Rittertum und Lyrik: Von Amadis bis zum Romancero
Eingeordnet in Musik
Geschrieben am in
Deutsch mit einer Größe von 3,85 KB
Rittertum und die Welt des Amadis von Gallien
Die Abenteuer von König Artus' Rittern wurden in Spanien nachgeahmt und führten zu den Büchern des Rittertums. Der wichtigste Roman ist Amadis von Gallien, geschrieben von Garci Rodríguez de Montalvo und veröffentlicht im Jahr 1508. Amadis ist ein heroischer Ritter, der Abenteuer in einer Welt sucht, die von Zauberern, Damen und Burgen bevölkert ist. Er muss harte Beweise für seine Liebe zu Oriana erbringen. Das Werk diente als Vorbild für andere Bücher wie Don Quijote.
Die Ära der Troubadoure und Minnesänger
Die Troubadourdichtung wurde im 12. Jahrhundert in Frankreich geboren und erreichte im 13. Jahrhundert ihre Blütezeit. Die Gedichte wurden von Minnesängern gelernt, komponiert und rezitiert. Troubadoure waren professionelle Dichter, die an Höfen willkommen geheißen wurden. Man gab ihnen Nahrung, Schutz und manchmal auch Geld. Im Gegenzug sollten sie die Schönheit der Dame oder der Damen des Hofes durch Lieder preisen.
Große Dichter: March, Dante und Petrarca
Ein absolutes Highlight ist der valencianische Dichter Ausiàs March (1397–1459), der fast ausschließlich über die Liebe schrieb. Dante Alighieri singt in seinem Hauptwerk, der Göttlichen Komödie, von der Schönheit und Spiritualität der Frau und beschreibt eine imaginäre Reise in die Reiche des Jenseits. Francesco Petrarca (1304–1374) besingt auf Italienisch und Latein die Schönheit Lauras sowie das Gefühl und den Schmerz einer unmöglichen Liebe. Der Schmerz wird nach ihrem Tod noch größer; der Dichter reflektiert über die physischen und moralischen Qualitäten der Geliebten. Seine Methode ist rhetorisch.
Die höfische kastilische Lyrik
Lírica Castellana Culta
Die Nachahmung der provenzalischen Poesie in Kastilien führte zur Poesie der Liederbücher (Cancioneros). Diese Gedichte thematisieren das Lob der Schönheit einer Frau. Jorge Manrique ist hierbei der bedeutendste Vertreter. Íñigo López de Mendoza (1398–1458) war ein Edelmann, der sich der Politik und dem Schreiben widmete. Juan de Mena (1411–1456) schrieb das große Gedicht Laberinto de Fortuna.

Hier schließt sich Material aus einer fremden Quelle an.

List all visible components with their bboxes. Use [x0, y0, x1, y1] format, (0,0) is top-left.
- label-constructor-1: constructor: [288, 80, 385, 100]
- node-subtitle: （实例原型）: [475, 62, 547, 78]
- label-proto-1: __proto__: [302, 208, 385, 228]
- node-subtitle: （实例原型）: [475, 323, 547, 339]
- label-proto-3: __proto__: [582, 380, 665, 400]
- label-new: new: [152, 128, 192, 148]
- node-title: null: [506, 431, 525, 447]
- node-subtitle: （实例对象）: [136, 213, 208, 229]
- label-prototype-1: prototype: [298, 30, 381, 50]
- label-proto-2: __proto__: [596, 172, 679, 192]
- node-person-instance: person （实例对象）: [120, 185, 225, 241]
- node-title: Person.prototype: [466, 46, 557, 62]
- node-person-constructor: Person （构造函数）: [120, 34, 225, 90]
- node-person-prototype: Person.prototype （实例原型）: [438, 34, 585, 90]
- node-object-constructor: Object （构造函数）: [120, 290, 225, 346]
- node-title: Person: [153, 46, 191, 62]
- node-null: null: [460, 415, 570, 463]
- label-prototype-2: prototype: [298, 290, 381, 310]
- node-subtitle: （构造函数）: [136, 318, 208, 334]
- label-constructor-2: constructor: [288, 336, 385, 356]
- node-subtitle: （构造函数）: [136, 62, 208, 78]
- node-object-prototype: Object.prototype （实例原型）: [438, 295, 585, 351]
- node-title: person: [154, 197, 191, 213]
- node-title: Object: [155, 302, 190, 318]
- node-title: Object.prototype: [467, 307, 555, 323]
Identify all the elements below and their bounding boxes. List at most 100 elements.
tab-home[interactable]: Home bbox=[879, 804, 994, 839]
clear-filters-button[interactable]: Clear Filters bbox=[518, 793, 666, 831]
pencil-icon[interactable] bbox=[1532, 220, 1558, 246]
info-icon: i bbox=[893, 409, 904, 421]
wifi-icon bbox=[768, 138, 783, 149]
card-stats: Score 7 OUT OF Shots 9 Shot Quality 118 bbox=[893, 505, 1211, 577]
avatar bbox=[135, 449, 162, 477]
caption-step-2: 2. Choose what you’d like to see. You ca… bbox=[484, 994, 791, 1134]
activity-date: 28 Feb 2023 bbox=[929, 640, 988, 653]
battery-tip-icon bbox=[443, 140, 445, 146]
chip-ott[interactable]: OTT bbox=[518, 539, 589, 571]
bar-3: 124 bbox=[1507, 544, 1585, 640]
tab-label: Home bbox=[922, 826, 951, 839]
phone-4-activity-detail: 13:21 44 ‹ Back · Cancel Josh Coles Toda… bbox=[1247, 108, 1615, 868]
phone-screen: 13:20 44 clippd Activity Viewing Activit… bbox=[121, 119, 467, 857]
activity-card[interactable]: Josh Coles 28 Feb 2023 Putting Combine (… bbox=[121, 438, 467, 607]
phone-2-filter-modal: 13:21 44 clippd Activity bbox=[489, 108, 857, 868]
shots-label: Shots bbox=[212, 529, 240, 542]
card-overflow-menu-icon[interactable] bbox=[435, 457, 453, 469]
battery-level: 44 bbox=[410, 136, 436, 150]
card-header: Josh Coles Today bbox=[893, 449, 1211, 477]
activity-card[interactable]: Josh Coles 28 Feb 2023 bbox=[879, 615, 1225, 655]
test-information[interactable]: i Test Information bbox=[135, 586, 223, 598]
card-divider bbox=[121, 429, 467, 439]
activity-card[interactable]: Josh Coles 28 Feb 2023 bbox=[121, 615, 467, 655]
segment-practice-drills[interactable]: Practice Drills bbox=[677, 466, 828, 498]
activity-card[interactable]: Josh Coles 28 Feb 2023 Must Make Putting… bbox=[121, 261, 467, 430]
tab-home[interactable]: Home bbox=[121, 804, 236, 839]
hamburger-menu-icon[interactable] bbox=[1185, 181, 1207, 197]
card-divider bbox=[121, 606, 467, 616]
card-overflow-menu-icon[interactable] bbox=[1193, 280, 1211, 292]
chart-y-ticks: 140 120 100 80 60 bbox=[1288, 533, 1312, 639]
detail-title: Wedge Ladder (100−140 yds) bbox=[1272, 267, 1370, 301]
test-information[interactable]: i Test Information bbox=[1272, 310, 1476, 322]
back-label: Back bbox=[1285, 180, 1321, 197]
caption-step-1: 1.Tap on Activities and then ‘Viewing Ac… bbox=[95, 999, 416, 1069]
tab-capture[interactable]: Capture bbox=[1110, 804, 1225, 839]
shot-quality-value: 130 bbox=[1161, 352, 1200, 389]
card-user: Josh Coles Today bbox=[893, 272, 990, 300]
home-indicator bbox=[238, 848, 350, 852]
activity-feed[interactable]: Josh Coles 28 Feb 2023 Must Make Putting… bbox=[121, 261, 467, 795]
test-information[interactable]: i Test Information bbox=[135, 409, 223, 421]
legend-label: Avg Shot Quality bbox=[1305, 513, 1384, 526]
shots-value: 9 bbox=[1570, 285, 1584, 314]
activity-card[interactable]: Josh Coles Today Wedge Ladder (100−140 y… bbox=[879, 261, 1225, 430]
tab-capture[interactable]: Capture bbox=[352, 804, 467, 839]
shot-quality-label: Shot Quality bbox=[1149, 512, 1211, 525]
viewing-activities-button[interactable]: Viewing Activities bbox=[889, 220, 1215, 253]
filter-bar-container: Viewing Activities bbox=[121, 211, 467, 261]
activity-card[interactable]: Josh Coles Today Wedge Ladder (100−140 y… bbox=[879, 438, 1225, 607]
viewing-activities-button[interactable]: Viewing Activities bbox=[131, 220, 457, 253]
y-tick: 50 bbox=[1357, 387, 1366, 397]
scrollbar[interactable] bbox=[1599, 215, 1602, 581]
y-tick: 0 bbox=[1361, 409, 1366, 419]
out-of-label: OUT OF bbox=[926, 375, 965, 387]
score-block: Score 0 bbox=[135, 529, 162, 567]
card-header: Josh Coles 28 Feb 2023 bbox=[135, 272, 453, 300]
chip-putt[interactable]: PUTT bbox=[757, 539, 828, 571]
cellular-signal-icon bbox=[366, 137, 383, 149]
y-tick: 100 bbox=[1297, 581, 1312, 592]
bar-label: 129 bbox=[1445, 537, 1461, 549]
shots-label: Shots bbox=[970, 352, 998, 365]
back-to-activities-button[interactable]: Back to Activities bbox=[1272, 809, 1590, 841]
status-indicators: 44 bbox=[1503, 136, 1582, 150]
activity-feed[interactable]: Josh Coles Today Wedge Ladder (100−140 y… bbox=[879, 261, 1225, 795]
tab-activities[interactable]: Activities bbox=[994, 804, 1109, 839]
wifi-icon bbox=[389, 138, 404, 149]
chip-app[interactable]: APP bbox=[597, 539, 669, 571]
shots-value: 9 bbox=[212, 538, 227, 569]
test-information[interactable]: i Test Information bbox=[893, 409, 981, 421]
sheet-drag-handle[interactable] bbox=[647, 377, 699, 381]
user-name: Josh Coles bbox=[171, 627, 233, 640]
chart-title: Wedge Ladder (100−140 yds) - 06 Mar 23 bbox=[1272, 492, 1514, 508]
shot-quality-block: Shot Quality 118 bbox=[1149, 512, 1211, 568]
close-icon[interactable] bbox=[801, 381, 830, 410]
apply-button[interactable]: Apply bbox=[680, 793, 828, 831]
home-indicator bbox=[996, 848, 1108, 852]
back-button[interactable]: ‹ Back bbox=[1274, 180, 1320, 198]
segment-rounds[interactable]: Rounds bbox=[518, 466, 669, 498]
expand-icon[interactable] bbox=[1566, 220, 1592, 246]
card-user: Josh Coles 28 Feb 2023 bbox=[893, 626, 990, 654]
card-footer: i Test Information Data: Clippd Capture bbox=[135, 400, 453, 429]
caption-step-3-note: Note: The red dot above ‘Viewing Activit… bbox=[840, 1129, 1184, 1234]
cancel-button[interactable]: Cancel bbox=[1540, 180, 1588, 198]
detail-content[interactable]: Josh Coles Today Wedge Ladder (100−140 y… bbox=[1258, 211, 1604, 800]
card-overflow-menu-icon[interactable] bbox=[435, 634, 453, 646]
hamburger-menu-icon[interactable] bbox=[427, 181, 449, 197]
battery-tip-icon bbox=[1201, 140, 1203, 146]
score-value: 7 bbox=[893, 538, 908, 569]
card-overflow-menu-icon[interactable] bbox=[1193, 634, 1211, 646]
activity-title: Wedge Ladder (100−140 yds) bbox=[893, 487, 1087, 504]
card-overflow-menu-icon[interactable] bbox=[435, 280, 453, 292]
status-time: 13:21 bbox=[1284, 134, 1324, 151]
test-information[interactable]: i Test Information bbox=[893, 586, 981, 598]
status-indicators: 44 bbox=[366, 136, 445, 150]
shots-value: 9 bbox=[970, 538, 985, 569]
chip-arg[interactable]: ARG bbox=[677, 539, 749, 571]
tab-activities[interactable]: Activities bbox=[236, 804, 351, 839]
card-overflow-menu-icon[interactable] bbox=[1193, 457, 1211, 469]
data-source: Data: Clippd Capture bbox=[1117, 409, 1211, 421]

Populäre Lyrik und die Entstehung der Romanzen
Im 15. Jahrhundert verlor man das Interesse an den Chansons de geste, doch die Erinnerungen daran wurden zu Romanzen. Die Spielleute rezitierten nicht mehr das gesamte Epos, sondern nur die auffälligsten Teile, die das Volk lernte und über Generationen wiederholte. Ende des 15. Jahrhunderts begann man, diese Romanzen niederzuschreiben und in Volksbüchern zu veröffentlichen. Diese Sammlungen werden auch als Romancero bezeichnet.
Klassifizierung der Romanzen
- Alte Romanzen: Anonyme Romanzen aus der Zeit vor dem 16. Jahrhundert.
- Neue Romanzen: Romanzen von bekannten Autoren.
Metrik, Stil und Gattungen
Metrik und Stil
In der Metrik sind Romanzen acht-silbige Verse; die Reime sind Assonanzen in den ungeraden Versen. Der Stil nutzt Ressourcen der oralen Poesie, die Verwendung verschiedener Zeitformen, Wiederholungen, Parallelismen und Antithesen.
Klassen von Romanzen
- Epische Romanzen: Behandeln spanische Helden und Legenden.
- Bretonische Romanzen: Über König Artus, Lanzelot etc.
- Maurische oder Grenzballaden: Handeln von arabischen Fürsten oder den Grenzkämpfen; Helden erscheinen oft als solche, die ihr Reich verloren haben.
- Lyrische und romantische Balladen: Kombinieren romantische Episoden mit poetischen und sentimentalen Elementen.